Okay, so you're supposed to mouse over some part of the photo to see the creeps who are talking to your kids, and I presume that this is supposed to reveal an image of some nasty-looking fortysomething dude with biker tats and a roomful of bondage gear. Or maybe even a shot of Kevin Federline, if you're not scared enough already. (Oops, sorry, Kev's been ruled a fit parent. Never mind.) The problem is, either there's something malfunctioning on the web page, or else it's just not compatible with my browser, so instead, when out of curiosity I rolled my cursor over the photo, all that popped up was the next page of the article I was trying to read.

Which was about Blackwater.

Uh-oh. What if this WASN'T a browser incompatibility?

Omigod, Internet predators are trying to recruit your kids to become mercenaries! Your cheerleader daughter or Eagle Scout son is just one ill-advised mouse click away from being seduced into a life of corporate-financed, no-strings-attached gunplay!

Hell, I'd lock up the kid's computer in an instant after seeing that. Who wants to be in the position of saying, "How could you do this to me, Caitlyn? Why couldn't you have run off with a nice ex-con pedophile like your little sister did? He makes a good living, after all ... owns his own meth lab, and ... wait a minute, HOW much did you say Blackwater offered you to start?"
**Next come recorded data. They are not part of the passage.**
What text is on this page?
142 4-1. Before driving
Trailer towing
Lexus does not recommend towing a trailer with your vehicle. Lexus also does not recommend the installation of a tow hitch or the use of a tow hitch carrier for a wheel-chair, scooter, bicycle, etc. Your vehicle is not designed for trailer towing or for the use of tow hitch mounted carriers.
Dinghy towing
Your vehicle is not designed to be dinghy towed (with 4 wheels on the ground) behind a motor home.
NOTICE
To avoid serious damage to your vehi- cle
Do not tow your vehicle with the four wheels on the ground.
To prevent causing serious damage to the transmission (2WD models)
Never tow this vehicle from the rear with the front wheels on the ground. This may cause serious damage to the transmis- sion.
I suppose I should be taking this more seriously. After all, kids (and adults) do get victimized by web scams. But I never could resist a good absurdity. Besides, I'm a grownup, and can take care of myself, so I'm going to sign off and start constructing a page on MySpace. How does "SexyGirlNRA" sound? I figure the job offers should be pouring in soon. No strings attached, and the money would finance my research for years. And if it works, I'd be glad to write a glowing testimonial ad for the New York Times.